Well that was a really gratifying article to read.

On topic, I think trying to just patch in archetypes rather than thinking of the cube environment as a whole was a pretty big mistake I made.
 
Maybe for recent baby formats for babies. We're cubing! Path is a pretty fair card in modern and this format is cooler than that one.
Also you are never getting ahead by thoughtseizing. What you've done is put yourself behind by 1 mana and 2 life hoping the card you took is worth that much in future adjustment in cards, tempo, life, etc more niche judgements.

The way they oversimplify everything and talk to people like children really bothers me, but I guess you can't be comprehensive in one fricken article so I should repeat to myself it's just a show and I should really just relax.
 

FlowerSunRain

Contributor
Don't underestimate thoughtseize's two other effects:
1) Knowing what in your opponents hand
2) Reducing the total number of cards in the game (which accelerates the attrition of resources)

Laz-I agree that singleton isn't a beginner mistake, but arbitrarily adding pointless design restrictions is. Your cube may well be best as singleton, but if it is, it'll be singleton whether or not you arbitrarily decide for it to be before you start. If your cube would not be best as singleton, you are just shooting yourself in the foot.
 

FlowerSunRain

Contributor
Yeah I was being glib, but people who throw it in with removal in my opinion fundamentally misunderstand removal and it's main uses.

Yeah, if it wasn't clear I agree with your main point, just clarifying the thoughtseize is indeed an awesome card.
 
- Powermax
- Too many multi-color cards
- Cards that are way too narrow in design
- Trying to support way too many things in a given color
- Unwillingness to cut a "staple" to promote better gameplay
- Over-reliance on other cubes as reference

As I've been making my first cube over the last month and a half, I've been guilty of almost all of these. There are just so many cube resources out there that simply aim for highest power and T2 or T3 kills by chaining together the most broken shit ever. You see a list of super powered cards and begin to think that you need them to create an ideal cube environment. That's just not fun. Sure, there's some appeal to using the most powerful cards in Magic's history, but games that end super quickly with minimal decision trees are sure to get stale really quick. Additionally, this is the only place I've found where people have wholeheartedly embraced breaking singleton in favor of better gameplay. In most other places it's some weird nerdy taboo.

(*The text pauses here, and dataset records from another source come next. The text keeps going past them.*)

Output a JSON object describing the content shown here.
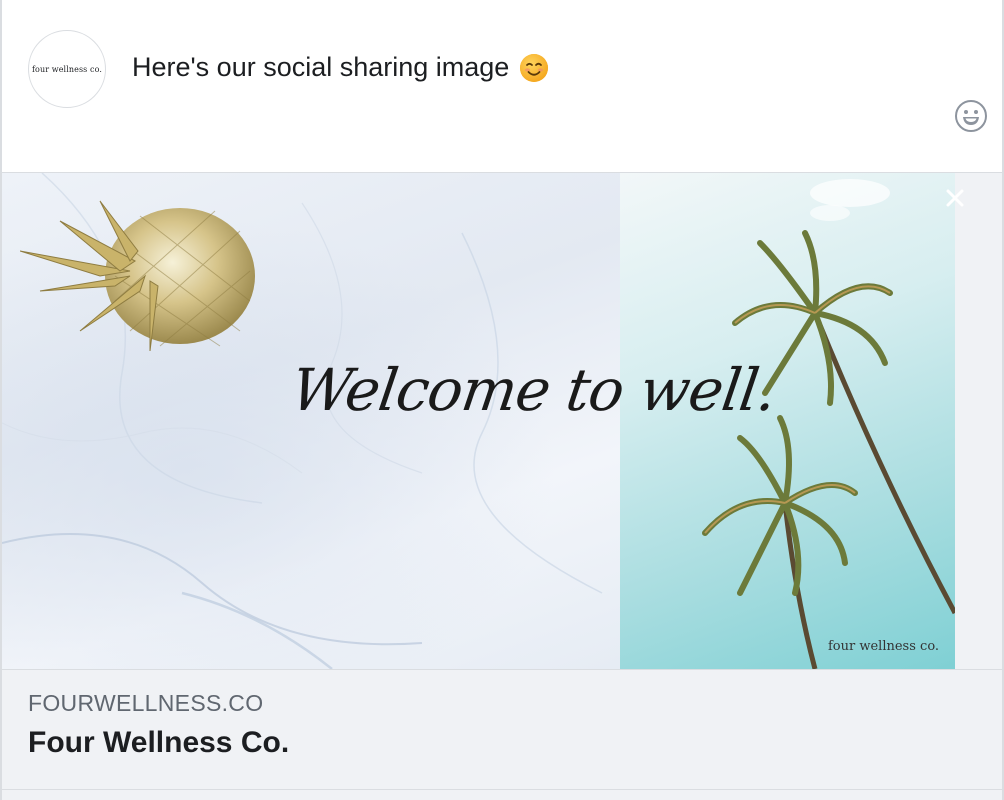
{
  "composer": {
    "avatar_text": "four wellness co.",
    "post_text": "Here's our social sharing image",
    "post_emoji": "smiling-face-icon",
    "emoji_button_icon": "smiley-icon"
  },
  "preview": {
    "image_headline": "Welcome to well.",
    "image_watermark": "four wellness co.",
    "close_icon": "close-icon",
    "domain": "FOURWELLNESS.CO",
    "title": "Four Wellness Co."
  },
  "colors": {
    "text_primary": "#1c1e21",
    "text_secondary": "#606770",
    "card_background": "#f0f2f5",
    "border": "#dadde1"
  }
}
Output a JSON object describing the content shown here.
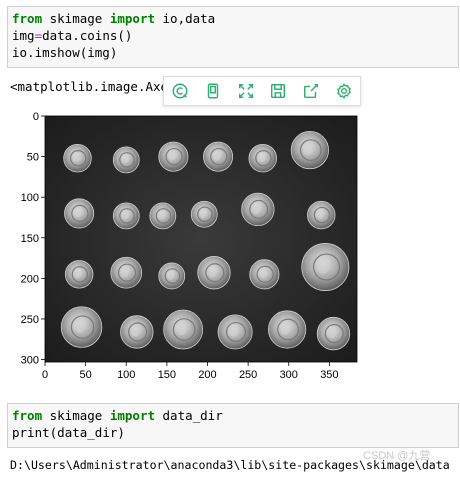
{
  "cell1": {
    "line1": {
      "kw1": "from",
      "t1": " skimage ",
      "kw2": "import",
      "t2": " io,data"
    },
    "line2": {
      "t1": "img",
      "op": "=",
      "t2": "data.coins()"
    },
    "line3": "io.imshow(img)"
  },
  "output1": "<matplotlib.image.Axes",
  "toolbar": {
    "icons": [
      "copy-circle-icon",
      "document-icon",
      "expand-icon",
      "save-icon",
      "share-icon",
      "settings-icon"
    ],
    "color": "#2eae6f"
  },
  "chart_data": {
    "type": "image",
    "image_name": "coins",
    "x_ticks": [
      "0",
      "50",
      "100",
      "150",
      "200",
      "250",
      "300",
      "350"
    ],
    "y_ticks": [
      "0",
      "50",
      "100",
      "150",
      "200",
      "250",
      "300"
    ],
    "xlim": [
      0,
      384
    ],
    "ylim": [
      303,
      0
    ],
    "coins": [
      {
        "x": 40,
        "y": 52,
        "r": 17
      },
      {
        "x": 100,
        "y": 54,
        "r": 16
      },
      {
        "x": 158,
        "y": 50,
        "r": 18
      },
      {
        "x": 213,
        "y": 50,
        "r": 18
      },
      {
        "x": 268,
        "y": 52,
        "r": 17
      },
      {
        "x": 326,
        "y": 42,
        "r": 23
      },
      {
        "x": 42,
        "y": 120,
        "r": 18
      },
      {
        "x": 100,
        "y": 123,
        "r": 16
      },
      {
        "x": 145,
        "y": 123,
        "r": 16
      },
      {
        "x": 196,
        "y": 121,
        "r": 16
      },
      {
        "x": 262,
        "y": 115,
        "r": 20
      },
      {
        "x": 340,
        "y": 122,
        "r": 17
      },
      {
        "x": 42,
        "y": 195,
        "r": 17
      },
      {
        "x": 100,
        "y": 193,
        "r": 19
      },
      {
        "x": 156,
        "y": 197,
        "r": 16
      },
      {
        "x": 208,
        "y": 193,
        "r": 20
      },
      {
        "x": 270,
        "y": 195,
        "r": 18
      },
      {
        "x": 345,
        "y": 186,
        "r": 29
      },
      {
        "x": 45,
        "y": 260,
        "r": 25
      },
      {
        "x": 113,
        "y": 266,
        "r": 20
      },
      {
        "x": 170,
        "y": 263,
        "r": 24
      },
      {
        "x": 234,
        "y": 266,
        "r": 21
      },
      {
        "x": 298,
        "y": 263,
        "r": 23
      },
      {
        "x": 355,
        "y": 268,
        "r": 20
      }
    ]
  },
  "cell2": {
    "line1": {
      "kw1": "from",
      "t1": " skimage ",
      "kw2": "import",
      "t2": " data_dir"
    },
    "line2": {
      "fn": "print",
      "t1": "(data_dir)"
    }
  },
  "output2": "D:\\Users\\Administrator\\anaconda3\\lib\\site-packages\\skimage\\data",
  "watermark": "CSDN @九营"
}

I'm glad I found Jason's articles on CFB and this site, they've helped a ton in developing my own cube little by little. I'm sure my drafters will appreciate more immersive gameplay in place of just stupid broken shit once I bust out the finished product.
 
I think it is if that's your default when designing a cube. If you like that sort of thing, go for it, but it's not necessary. Most featured cubes or "best cards in cube" lists just list out really powerful cards from Magic's history. That gives a beginning cube designer the false impression that they need to have these cards to create a good cube when that simply isn't true.